I would concede JW is a little overpriced. But I really enjoy the green label.


----------



## Frodo (Oct 1, 2009)

LincolnSmokes said:


> I would concede JW is a little overpriced. But I really enjoy the green label.


Yeah, there's not much with a similar flavour profile to the Green Label.


----------



## rajuabju (Sep 14, 2008)

I love Blue Label.

But for the price, it is WAY overpriced. 

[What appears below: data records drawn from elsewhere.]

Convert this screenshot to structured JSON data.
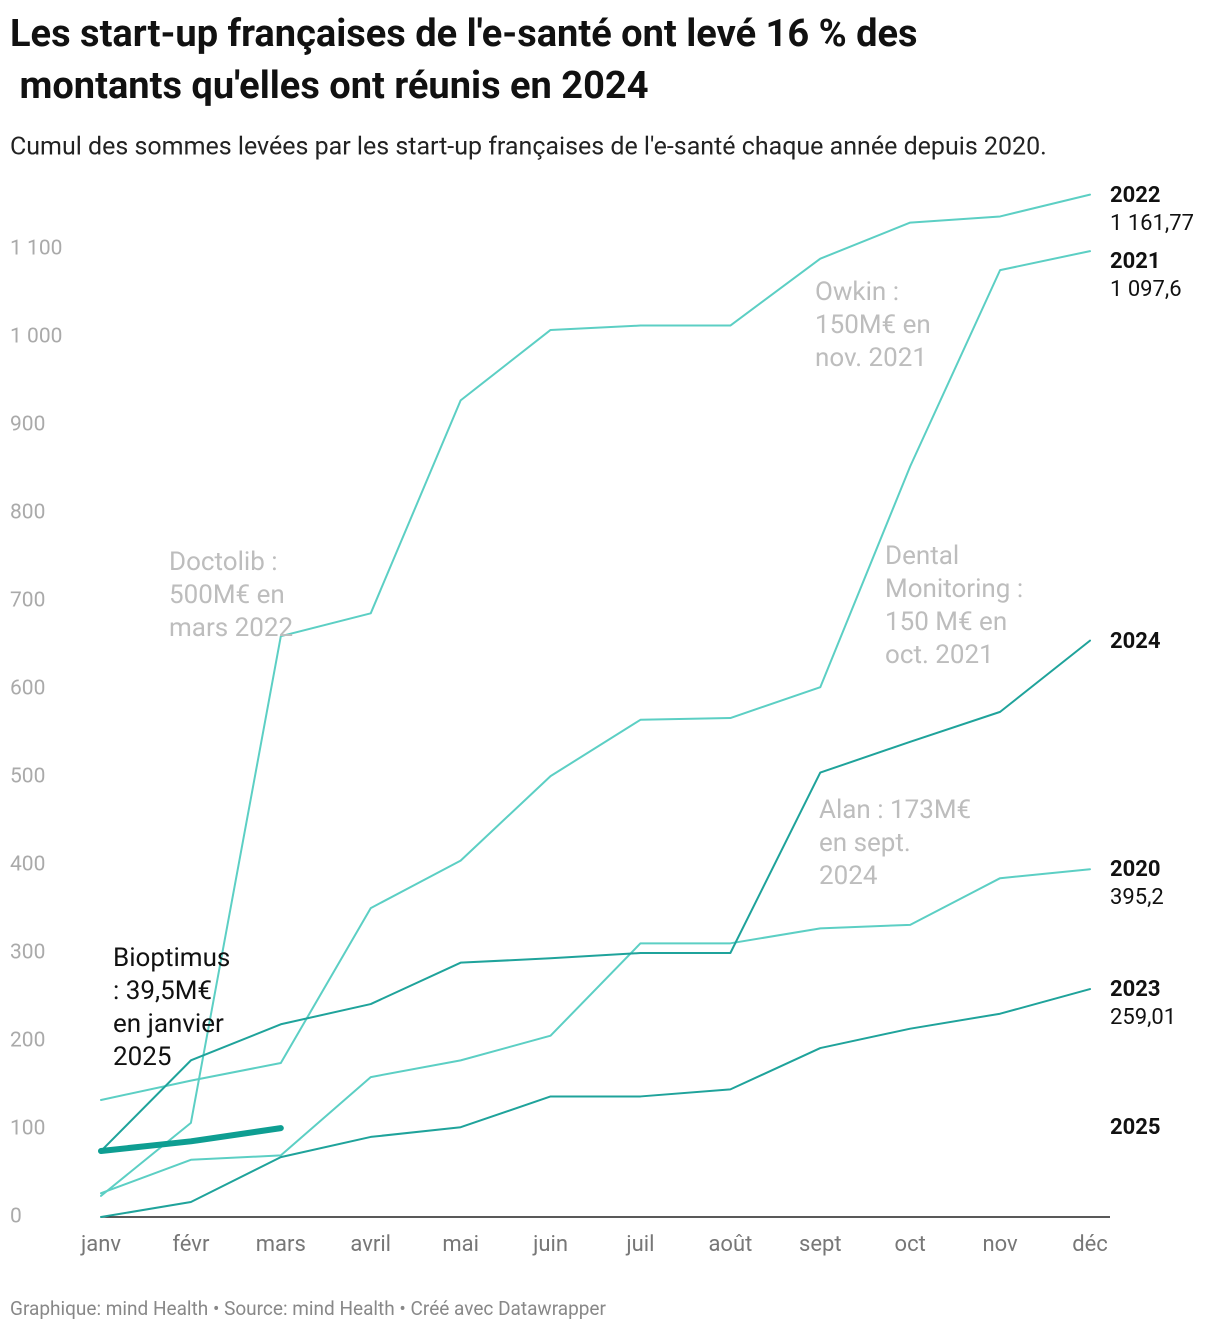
{
  "chart_data": {
    "type": "line",
    "title": "Les start-up françaises de l'e-santé ont levé 16 % des montants qu'elles ont réunis en 2024",
    "subtitle": "Cumul des sommes levées par les start-up françaises de l'e-santé chaque année depuis 2020.",
    "footer": "Graphique: mind Health • Source: mind Health • Créé avec Datawrapper",
    "categories": [
      "janv",
      "févr",
      "mars",
      "avril",
      "mai",
      "juin",
      "juil",
      "août",
      "sept",
      "oct",
      "nov",
      "déc"
    ],
    "ylim": [
      0,
      1100
    ],
    "yticks": [
      0,
      100,
      200,
      300,
      400,
      500,
      600,
      700,
      800,
      900,
      {
        "value": 1000,
        "label": "1 000"
      },
      {
        "value": 1100,
        "label": "1 100"
      }
    ],
    "series": [
      {
        "name": "2020",
        "color": "#5ccfc4",
        "values": [
          27,
          65,
          70,
          159,
          178,
          206,
          311,
          311,
          328,
          332,
          385,
          395.2
        ],
        "value_labels": [
          null,
          null,
          null,
          null,
          null,
          null,
          null,
          null,
          null,
          null,
          null,
          "395,2"
        ]
      },
      {
        "name": "2021",
        "color": "#5ccfc4",
        "values": [
          133,
          155,
          175,
          351,
          405,
          501,
          565,
          567,
          602,
          853,
          1076,
          1097.6
        ],
        "value_labels": [
          null,
          null,
          null,
          null,
          null,
          null,
          null,
          null,
          null,
          null,
          null,
          "1 097,6"
        ]
      },
      {
        "name": "2022",
        "color": "#5ccfc4",
        "values": [
          24,
          107,
          660,
          686,
          928,
          1008,
          1013,
          1013,
          1089,
          1130,
          1137,
          1161.77
        ],
        "value_labels": [
          null,
          null,
          null,
          null,
          null,
          null,
          null,
          null,
          null,
          null,
          null,
          "1 161,77"
        ]
      },
      {
        "name": "2023",
        "color": "#1fa39b",
        "values": [
          0,
          17,
          68,
          91,
          102,
          137,
          137,
          145,
          192,
          214,
          231,
          259.01
        ],
        "value_labels": [
          null,
          null,
          null,
          null,
          null,
          null,
          null,
          null,
          null,
          null,
          null,
          "259,01"
        ]
      },
      {
        "name": "2024",
        "color": "#1fa39b",
        "values": [
          75,
          178,
          219,
          242,
          289,
          294,
          300,
          300,
          505,
          540,
          574,
          655
        ]
      },
      {
        "name": "2025",
        "color": "#0e9e92",
        "values": [
          75,
          86,
          101,
          null,
          null,
          null,
          null,
          null,
          null,
          null,
          null,
          null
        ]
      }
    ],
    "annotations": [
      "Owkin : 150M€ en nov. 2021",
      "Doctolib : 500M€ en mars 2022",
      "Dental Monitoring : 150 M€ en oct. 2021",
      "Alan : 173M€ en sept. 2024",
      "Bioptimus : 39,5M€ en janvier 2025"
    ]
  }
}
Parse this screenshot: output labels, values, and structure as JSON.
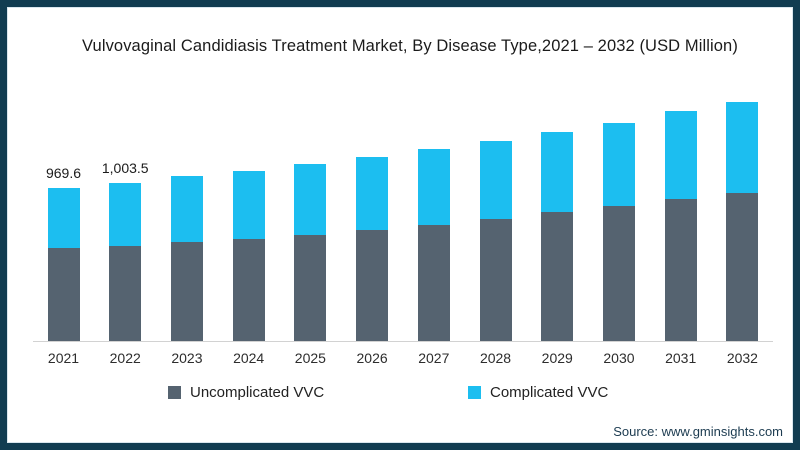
{
  "title": "Vulvovaginal Candidiasis Treatment Market, By Disease Type,2021 – 2032 (USD Million)",
  "source": "Source: www.gminsights.com",
  "colors": {
    "uncomplicated": "#556370",
    "complicated": "#1cbef0",
    "frame_border": "#113c51",
    "axis_line": "#d2d2d2"
  },
  "legend": [
    {
      "label": "Uncomplicated VVC",
      "color": "#556370"
    },
    {
      "label": "Complicated VVC",
      "color": "#1cbef0"
    }
  ],
  "chart_data": {
    "type": "bar",
    "stacked": true,
    "title": "Vulvovaginal Candidiasis Treatment Market, By Disease Type,2021 – 2032 (USD Million)",
    "categories": [
      "2021",
      "2022",
      "2023",
      "2024",
      "2025",
      "2026",
      "2027",
      "2028",
      "2029",
      "2030",
      "2031",
      "2032"
    ],
    "series": [
      {
        "name": "Uncomplicated VVC",
        "color": "#556370",
        "values": [
          588,
          601,
          626,
          646,
          671,
          702,
          735,
          775,
          820,
          860,
          900,
          940
        ]
      },
      {
        "name": "Complicated VVC",
        "color": "#1cbef0",
        "values": [
          381.6,
          402.5,
          416,
          434,
          449,
          463,
          480,
          497,
          510,
          525,
          557,
          581
        ]
      }
    ],
    "totals": [
      969.6,
      1003.5,
      1042,
      1080,
      1120,
      1165,
      1215,
      1272,
      1330,
      1385,
      1457,
      1521
    ],
    "data_labels": {
      "2021": "969.6",
      "2022": "1,003.5"
    },
    "xlabel": "",
    "ylabel": "",
    "ylim": [
      0,
      1600
    ],
    "grid": false,
    "legend_position": "bottom"
  }
}
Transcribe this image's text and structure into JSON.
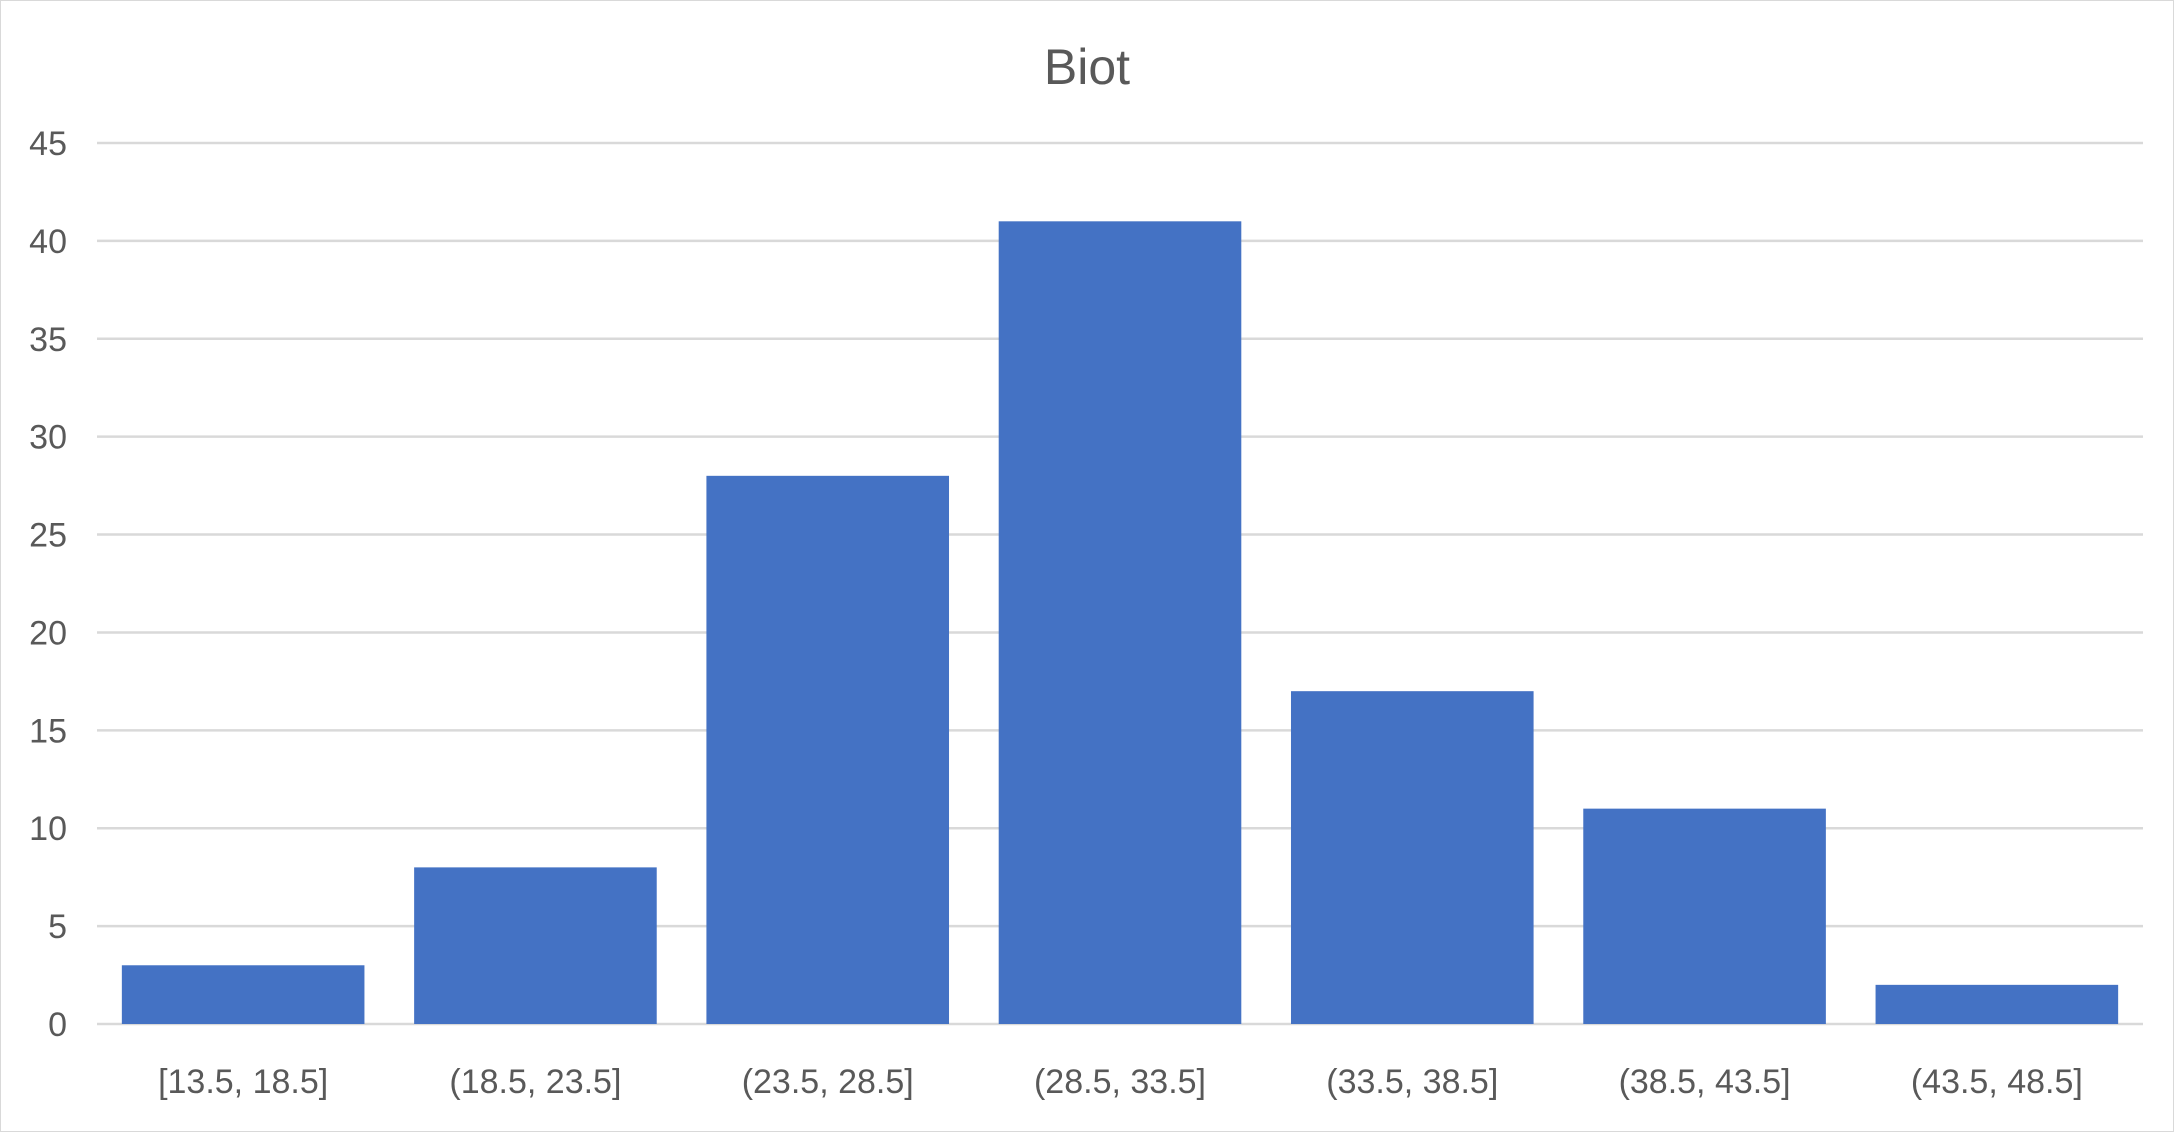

They've simply done the best marketing job of any Scotch distiller. Only Macallan comes relatively close in brand recognition for the average person.


----------



## Frodo (Oct 1, 2009)

rajuabju said:


> I love Blue Label.
> 
> But for the price, it is WAY overpriced.
> 
> They've simply done the best marketing job of any Scotch distiller. Only Macallan comes relatively close in brand recognition for the average person.


Agreed 100%!!!


----------



## ToJo (Jun 24, 2009)

It's damn good. But I haven't tried green. Not sure what the price difference is either. 
I haven't tried many scotches, but it's the best I've tried.


----------



## commonsenseman (Apr 18, 2008)

I personally prefer Gold Label, but Blue is good too.


----------



## minicooper (Oct 3, 2009)

If blended Scotch is your thing, you can't really go wrong with Johnny Blue, though, like the others have said, you probably could do better for the money. The one thing I do appreciate about Johnny blue is that it is extremely consistent.


----------



## LincolnSmokes (Nov 5, 2009)

ToJo said:


> It's damn good. But I haven't tried green. Not sure what the price difference is either.
> I haven't tried many scotches, but it's the best I've tried.


I've always found green to be a bit chepaer.


----------



## JGD (Mar 2, 2009)

Thanks to all those who replied, it seems the consensus is that its a bit over priced- makes me happy I bought it at a duty free store at least. I still haven't cracked it as I've been a bit sick so I'll post my opinions when I do.


----------